Question Demanding games are crashing to the desktop on my new build ?

saperos · Aug 24, 2023

Hello,
I've built a new PC month ago, and I'm currently experiencing issues with it. Demanding games are causing crashes to the desktop, usually accompanied by a "bug report" from the game I was playing.
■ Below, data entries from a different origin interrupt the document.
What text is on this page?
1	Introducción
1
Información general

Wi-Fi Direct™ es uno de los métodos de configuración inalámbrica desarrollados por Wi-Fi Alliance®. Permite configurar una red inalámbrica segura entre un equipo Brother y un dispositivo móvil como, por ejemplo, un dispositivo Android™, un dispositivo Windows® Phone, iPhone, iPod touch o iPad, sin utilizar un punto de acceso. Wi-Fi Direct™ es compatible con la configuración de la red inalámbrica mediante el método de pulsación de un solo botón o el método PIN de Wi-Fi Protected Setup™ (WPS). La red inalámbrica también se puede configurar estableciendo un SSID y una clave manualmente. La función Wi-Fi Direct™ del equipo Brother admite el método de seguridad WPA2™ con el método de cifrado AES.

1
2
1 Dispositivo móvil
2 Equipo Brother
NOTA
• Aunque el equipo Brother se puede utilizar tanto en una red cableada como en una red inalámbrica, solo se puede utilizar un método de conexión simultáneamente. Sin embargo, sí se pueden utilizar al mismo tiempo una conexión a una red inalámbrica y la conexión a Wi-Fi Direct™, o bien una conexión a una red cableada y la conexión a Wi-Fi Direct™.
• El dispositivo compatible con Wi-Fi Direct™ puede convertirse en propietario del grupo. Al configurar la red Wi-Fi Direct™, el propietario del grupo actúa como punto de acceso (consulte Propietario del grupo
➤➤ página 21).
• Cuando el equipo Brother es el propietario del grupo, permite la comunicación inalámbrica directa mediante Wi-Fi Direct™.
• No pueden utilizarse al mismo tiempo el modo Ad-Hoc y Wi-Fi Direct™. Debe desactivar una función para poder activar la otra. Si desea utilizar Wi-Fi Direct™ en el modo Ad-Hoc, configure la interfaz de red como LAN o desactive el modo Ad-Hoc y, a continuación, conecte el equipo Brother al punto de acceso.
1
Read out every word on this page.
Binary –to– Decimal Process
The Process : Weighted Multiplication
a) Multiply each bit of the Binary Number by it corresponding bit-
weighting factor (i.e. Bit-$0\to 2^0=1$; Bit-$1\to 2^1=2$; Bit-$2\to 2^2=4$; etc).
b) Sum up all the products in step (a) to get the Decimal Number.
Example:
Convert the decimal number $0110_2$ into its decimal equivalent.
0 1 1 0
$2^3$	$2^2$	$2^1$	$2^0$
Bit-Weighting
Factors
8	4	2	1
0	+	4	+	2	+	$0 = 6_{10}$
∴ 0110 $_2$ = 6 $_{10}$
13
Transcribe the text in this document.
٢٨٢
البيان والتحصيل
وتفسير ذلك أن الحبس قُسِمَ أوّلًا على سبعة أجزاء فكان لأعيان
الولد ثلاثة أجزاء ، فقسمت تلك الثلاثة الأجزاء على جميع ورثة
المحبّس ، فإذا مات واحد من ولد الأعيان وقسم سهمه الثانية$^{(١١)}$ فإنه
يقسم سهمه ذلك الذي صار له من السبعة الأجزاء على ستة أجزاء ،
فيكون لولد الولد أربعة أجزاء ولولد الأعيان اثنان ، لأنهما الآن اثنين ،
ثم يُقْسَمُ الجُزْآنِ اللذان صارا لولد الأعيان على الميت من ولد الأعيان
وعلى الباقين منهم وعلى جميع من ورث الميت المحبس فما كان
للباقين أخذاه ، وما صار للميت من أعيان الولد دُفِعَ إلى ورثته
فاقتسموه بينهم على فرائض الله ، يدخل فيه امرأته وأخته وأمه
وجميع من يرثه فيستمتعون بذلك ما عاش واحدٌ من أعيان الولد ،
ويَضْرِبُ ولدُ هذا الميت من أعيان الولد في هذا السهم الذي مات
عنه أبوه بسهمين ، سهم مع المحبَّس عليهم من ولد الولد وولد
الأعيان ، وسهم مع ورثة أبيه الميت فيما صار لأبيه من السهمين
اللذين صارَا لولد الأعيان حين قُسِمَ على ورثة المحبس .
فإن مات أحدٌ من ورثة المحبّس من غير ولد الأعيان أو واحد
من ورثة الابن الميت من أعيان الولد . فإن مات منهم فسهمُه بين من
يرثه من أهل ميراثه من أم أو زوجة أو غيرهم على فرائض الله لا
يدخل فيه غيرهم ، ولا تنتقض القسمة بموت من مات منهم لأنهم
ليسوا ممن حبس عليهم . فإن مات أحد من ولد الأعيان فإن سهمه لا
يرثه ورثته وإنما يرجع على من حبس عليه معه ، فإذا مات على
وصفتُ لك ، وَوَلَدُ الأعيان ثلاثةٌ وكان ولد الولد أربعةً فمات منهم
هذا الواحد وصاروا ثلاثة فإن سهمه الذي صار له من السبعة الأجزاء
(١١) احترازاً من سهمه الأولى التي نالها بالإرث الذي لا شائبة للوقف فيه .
What's happening is that the game either freezes or the screen turns black for a few milliseconds, and then I'm brought back to the desktop. The Event Viewer sometimes shows an error, but sometimes it doesn't. I don't see any artifacts, and I've been testing it with the GPU at stock settings. The problem seems to occur only while gaming. I've tried multiple 3Dmark stress tests and running the Heaven Benchmark for over 40 minutes - it was fine.
Examples of games I've tested:

Witcher 3 on Ray Tracing Ultra preset with DLSS Quality
Metro Exodus on Extreme (I used its benchmark for testing). It crashes after around the 5th cycle.
- This one is causing BSOD sometimes
- On the other hand I was able to run it once without an error (30 loops...)
Guardians of the Galaxy with max settings and RT (here it crashes less frequently)

What seems to (sometimes) help:

Lowering the in-game settings (such as turning off RT, applying a frame limit)
Undervolting the GPU (although it still crashes sometimes
Generally, not pushing the GPU to its full potential (not allowing it to get too hot)

Here is the setup:

CPU: Ryzen 5 7600X
Motherboard: ASRock B650E PG RIPTIDE
RAM: G.Skill Trident Z5 Neo 32 GB (6000MHz, CL30)
GPU: EVGA RTX 3070 (used)
PSU: MSI MPG A850G PCIE5 850W

What I have tried:

Tested the GPU in a different PC- considering the symptoms I was sure the issue was with the GPU, but it seems it's not. I put the RTX 3070 into my old rig (Ryzen 3600, Corsair PSU 650W, 16 GB DDR4). I was unable to crash it once.
- It ran smoothly through 10 loops of the Metro benchmark (and then 30 additional loops)
- I also played Witcher for 30 minutes without a single crash.
- After testing I put it back to new rig and it failed again after few loops…
- I used HWInfo to log information from sensors on both tries (the GPU Hot Spot and temperature were sometimes bigger in old rig and it did not fail)
Tested the CPU
- I ran Cinebench for 30 minutes with
Tested the RAM
- 4h of Memtest86, 0 errors
Run Stress Tests in OCCT
- VRAM - 30 minutes, no errors
- PSU - 2x30 minutes, no errors
  - Metro Exodus benchmark run successfully for 30 iterations right after that....
  - ... to fail after 2-3 iterations 2h later after restart with BSOD and computer restart.
Checked cable connections in the new rig
- Made sure the GPU is connected using two separate cables from the PSU.
- Verified that motherboard and CPU cables are properly inserted.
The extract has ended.